The remaining numbers are still really weird. That’s not quite how backpressure normally behaves. Either Valorant responds to backpressure strangely or the test is biased in some additional way I can’t see from these results. Unfortunately, any Windows installation which has had Valorant installed on it is no longer trustworthy for most other benchmarking and performance investigation, so I can’t easily check out Valorant’s behavior for myself right now.

This is bad even for tech marketing

The potential impact of misleading marketing is inversely proportional to how well buyers understand the problem space.

If Intel or AMD claimed their next generation of CPUs would have twice the single-threaded performance of their current ones, there’d be no shortage of skepticism. We would at least want to see some very good technical reasons for such a thing to be possible. Absent any particular technical info, people would conclude that it must just be something like wider vector units: a change that doubles performance in specific cases, but not more generally. It’s well-understood that a 30% real single-threaded improvement per generation is difficult enough to achieve as it is.

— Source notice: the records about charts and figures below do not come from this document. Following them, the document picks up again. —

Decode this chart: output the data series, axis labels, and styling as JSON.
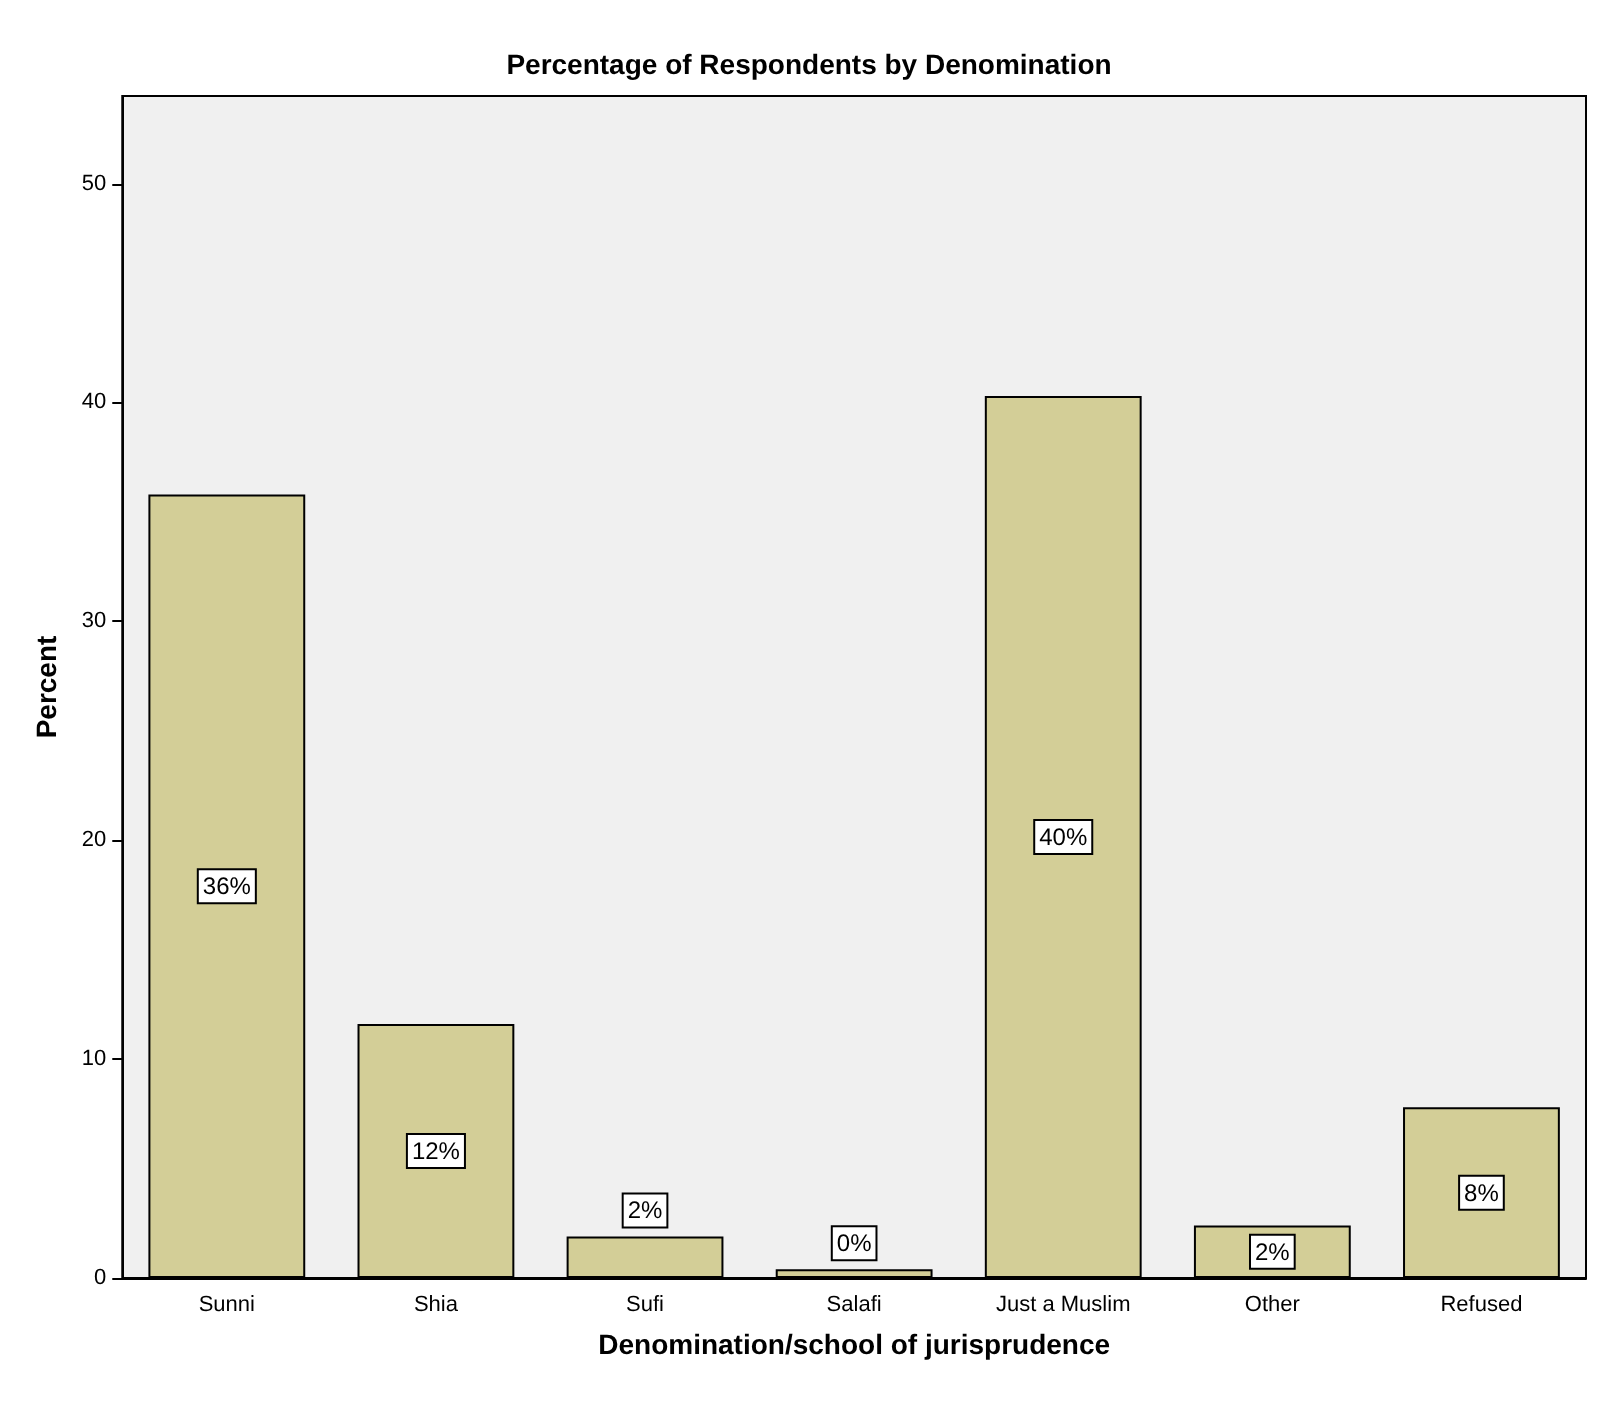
{
  "chart_data": {
    "type": "bar",
    "title": "Percentage of Respondents by Denomination",
    "xlabel": "Denomination/school of jurisprudence",
    "ylabel": "Percent",
    "categories": [
      "Sunni",
      "Shia",
      "Sufi",
      "Salafi",
      "Just a Muslim",
      "Other",
      "Refused"
    ],
    "values": [
      35.8,
      11.6,
      1.9,
      0.4,
      40.3,
      2.4,
      7.8
    ],
    "value_labels": [
      "36%",
      "12%",
      "2%",
      "0%",
      "40%",
      "2%",
      "8%"
    ],
    "color": "#d3ce97",
    "ylim": [
      0,
      54
    ],
    "yticks": [
      0,
      10,
      20,
      30,
      40,
      50
    ],
    "grid": false
  }
}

Latency is not so well-understood, so Nvidia can make ludicrous claims about it and probably benefit anyway.

Say you know how the latency difference between a 144 Hz monitor and a 240 Hz monitor feels, and you’re sensitive enough to latency to think it’s important. This Nvidia test comes out showing the difference between 240 Hz and 500 Hz as being about half again bigger than that difference you already know. Is it tempting to buy? How disappointing will it be when the actual difference is smaller?

Say you look at the video frame-by-frame and get some more precise numbers (about 16 ms and 26 ms), but don’t catch that the numbers don’t make sense. Those numbers are huge. Getting any 16 ms improvement from any halfway decent starting point is extremely difficult. Is it tempting to buy? How disappointing will it be when it isn’t the claimed revolution?